I recently found these mines near the village of Rowanburn.
I have heard conflicting reports of what used to be mined here Limestone, Salt and Coal.
I plan on going further into these mines once i get some better lighting gear.


----------



## sheep21 (May 13, 2009)

i would guess limestone personally.

Do let us know what you find when you go back!


----------



## crickleymal (May 13, 2009)

A quick Yahoo suggests that it's coal although it doesn't look especially coal mineish to me. If you do go down and it is a coal mine beware of bad air. It's been mentioned a few times on here.

But like sheep21 suggests it looks more limestone than coal.


----------



## sheep21 (May 13, 2009)

Looks like it suffers from periodic flooding by the amount of what appears to be silt in the tunnels...

be careful


----------



## BigLoada (May 13, 2009)

The construction is interesting Do you have grid ref for this maybe? If its Cumbria it could be Zinc,lead,Iron, Barytes, limestone as the guys have suggested etc.
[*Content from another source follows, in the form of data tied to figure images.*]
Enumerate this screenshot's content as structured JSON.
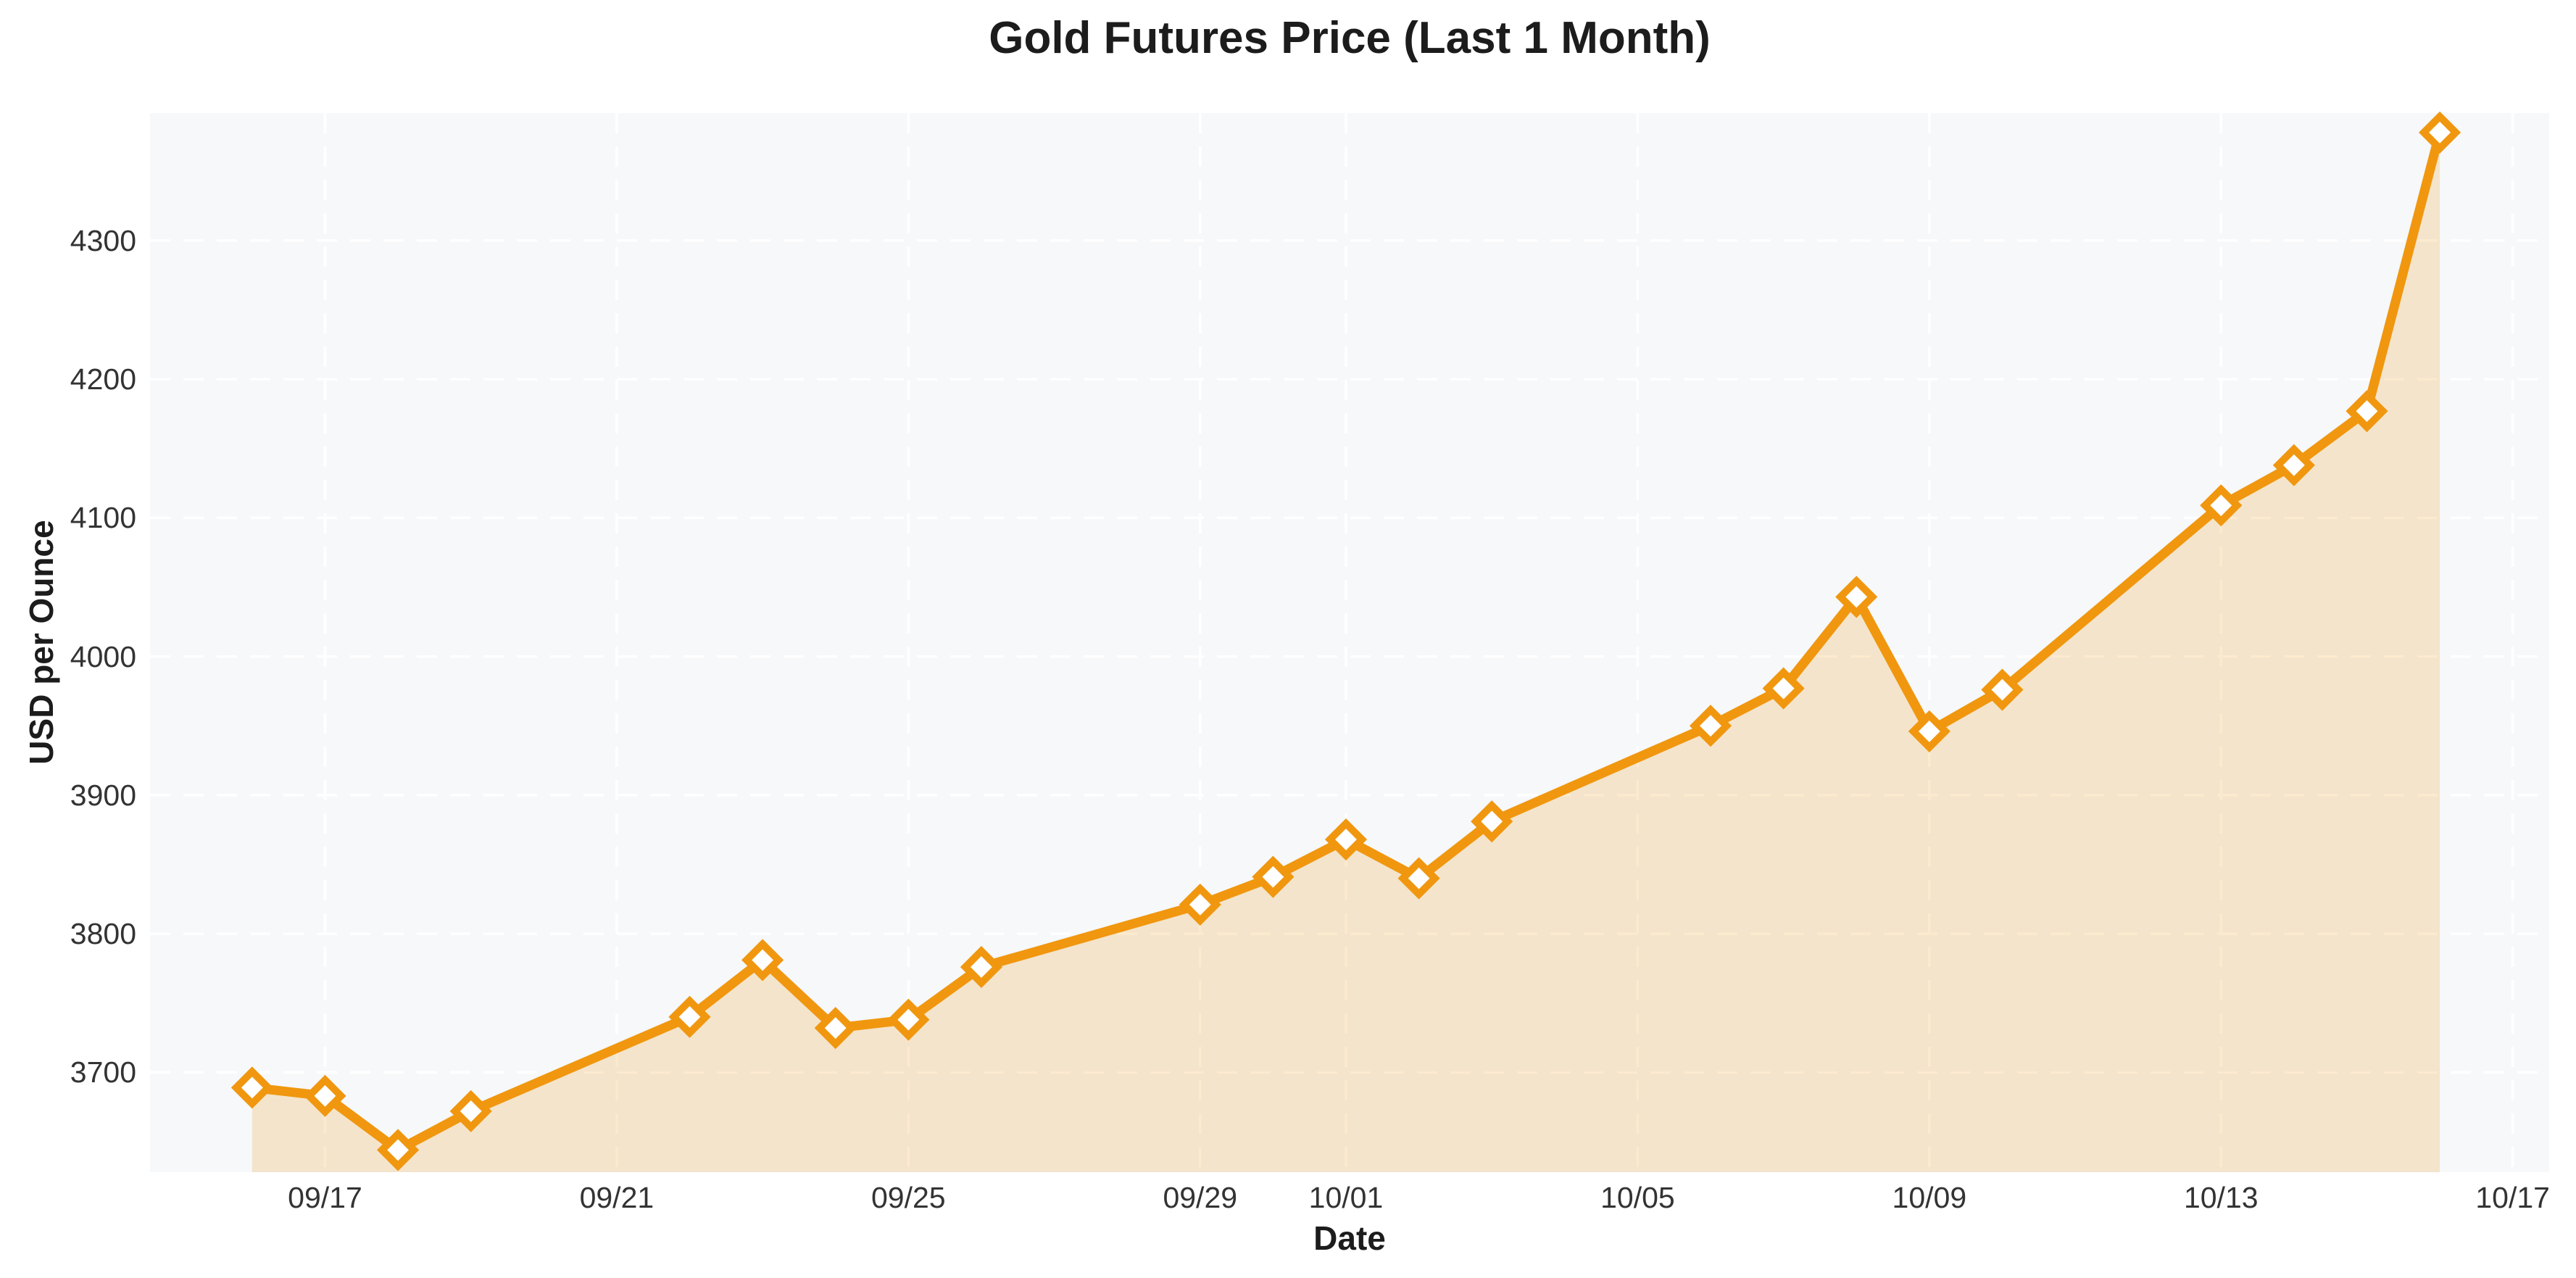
{
  "figure": {
    "kind": "static-line-chart-screenshot"
  },
  "chart_data": {
    "type": "area",
    "title": "Gold Futures Price (Last 1 Month)",
    "xlabel": "Date",
    "ylabel": "USD per Ounce",
    "series": [
      {
        "name": "Gold Futures Price",
        "dates": [
          "09/16",
          "09/17",
          "09/18",
          "09/19",
          "09/22",
          "09/23",
          "09/24",
          "09/25",
          "09/26",
          "09/29",
          "09/30",
          "10/01",
          "10/02",
          "10/03",
          "10/06",
          "10/07",
          "10/08",
          "10/09",
          "10/10",
          "10/13",
          "10/14",
          "10/15",
          "10/16"
        ],
        "day_offsets": [
          0,
          1,
          2,
          3,
          6,
          7,
          8,
          9,
          10,
          13,
          14,
          15,
          16,
          17,
          20,
          21,
          22,
          23,
          24,
          27,
          28,
          29,
          30
        ],
        "values": [
          3689,
          3683,
          3644,
          3672,
          3740,
          3781,
          3732,
          3738,
          3776,
          3821,
          3841,
          3868,
          3840,
          3881,
          3950,
          3977,
          4043,
          3946,
          3976,
          4109,
          4138,
          4177,
          4378
        ]
      }
    ],
    "xticks": [
      {
        "label": "09/17",
        "day": 1
      },
      {
        "label": "09/21",
        "day": 5
      },
      {
        "label": "09/25",
        "day": 9
      },
      {
        "label": "09/29",
        "day": 13
      },
      {
        "label": "10/01",
        "day": 15
      },
      {
        "label": "10/05",
        "day": 19
      },
      {
        "label": "10/09",
        "day": 23
      },
      {
        "label": "10/13",
        "day": 27
      },
      {
        "label": "10/17",
        "day": 31
      }
    ],
    "yticks": [
      {
        "label": "3700",
        "value": 3700
      },
      {
        "label": "3800",
        "value": 3800
      },
      {
        "label": "3900",
        "value": 3900
      },
      {
        "label": "4000",
        "value": 4000
      },
      {
        "label": "4100",
        "value": 4100
      },
      {
        "label": "4200",
        "value": 4200
      },
      {
        "label": "4300",
        "value": 4300
      }
    ],
    "xlim_days": [
      -1.4,
      31.5
    ],
    "ylim": [
      3628,
      4392
    ],
    "grid": "on-white-dashed",
    "legend": "none",
    "marker_shape": "diamond-white-face",
    "colors": {
      "line": "#F0970F",
      "marker_face": "#FFFFFF",
      "area_fill": "rgba(240,151,15,0.20)",
      "plot_background": "#F6F8FA",
      "gridline": "#FFFFFF",
      "title_text": "#1C1C1C",
      "tick_text": "#333333",
      "page_background": "#FFFFFF"
    }
  }
}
There was a lot of barytes mines over that way though it looks a bit old to be one of those.

Would be very interested to see more from here if you get further in 

Edit: sorry, I guess its Rowanburn in Dumfriesshire, not another place I was thinking of in Cumbria.


----------



## oldscrote (May 14, 2009)

Looks like limestone to me,the ceiling is interesting looks like a conglomerate of some sort.I doubt it floods as I can't see any tide marks on the walls.


----------



## Floyd (May 14, 2009)

It's actually closer to Harelaw than Rowanburn.
I googled Harelaw mine and came up with this

http://www.mine-explorer.co.uk/mines/Harelaw-hill-stone_1231/Harelaw-hill-stone.asp

Turns out it's Limestone so that means they is more mines in the area such as coal mines.


----------



## sheep21 (May 14, 2009)

oldscrote said:


> Looks like limestone to me,the ceiling is interesting looks like a conglomerate of some sort.I doubt it floods as I can't see any tide marks on the walls.



But what filled the tunnels with such a huuuuuuuuuuuge amount of dirt? Not saying they flood regularly but seems they have in the past? Meh, im not an expert


----------



## Sabtr (May 14, 2009)

Nice one. 

I'm really tempted to visit this one. BigLoada - fancy it??


----------



## BigLoada (May 14, 2009)

Sausage said:


> Nice one.
> 
> I'm really tempted to visit this one. BigLoada - fancy it??



You know I am always up for mines mate but it would be a really really early start for us!


----------